Figure 3—figure supplement 3.

To avoid any possible sex-dependent bias, we matched the sex of both groups when comparing control participants to DYT1 dystonia patients. Similar to Figure 3b, plotted are overall percentage of choices of the risky 0/10¢ cue over sure 5¢ cue throughout the experiment, for different participants (Female N = 8 in each group, filled dots; Male, N = 5 in each group, open dots). A two-way ANOVA (CTL/DYT x Male/Female) did not reveal a significant main effect of sex (P = 0.08) although this analysis is obviously underpowered. The difference between CTL and DYT remained significant in this analysis (P = 0.01 for the main effect of group).

Figure 3—figure supplement 4. Medication did not affect risk-sensitivity.

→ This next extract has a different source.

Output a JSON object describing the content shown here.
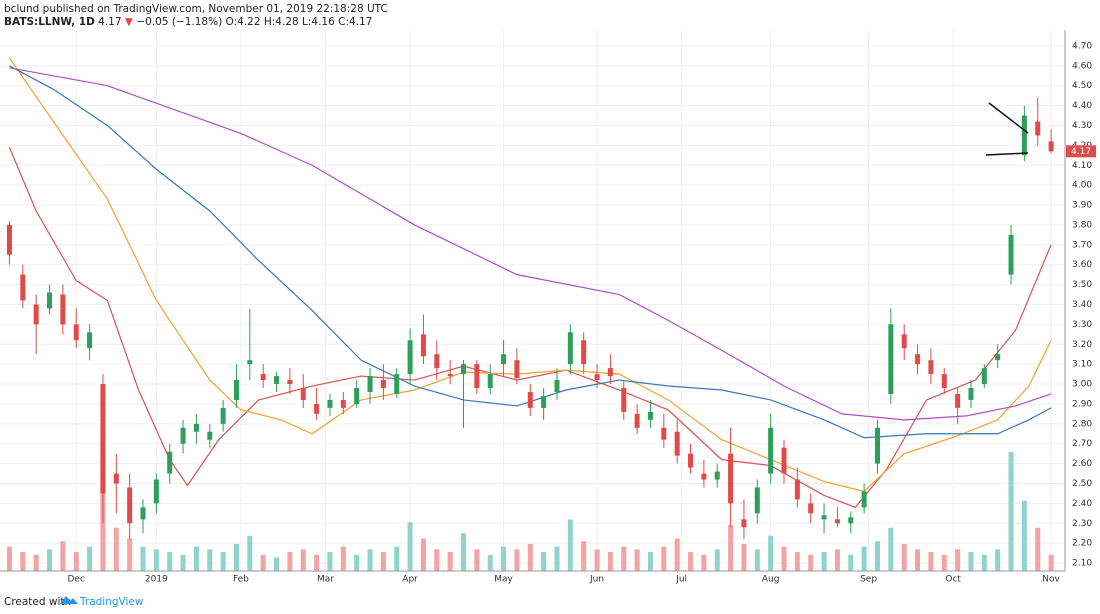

Figure 3—figure supplement 4.

To minimize the effect of medication on learning in our task, we tested patients before their scheduled dose of medication to the extent that this was possible. As in Figure 3b, plots show overall percentage of choices of the risky 0/10¢ cue over sure 5¢ cue throughout the experiment and its relation to medications and doses.(a) Similar risk-taking (choosing the risky 0/10¢ cue over the sure 5¢ cue) behavior among untreated patients and those taking trihexyphenidyl or baclofen, (b) lack of correlation between risk-taking behavior and the daily dose of trihexyphenidyl (Pearson’s r = 0.19, df = 11, P = 0.526) or (c) baclofen (Pearson’s r = −0.20, df = 11, P = 0.51) all suggested that medication did not contribute significantly to the observed results.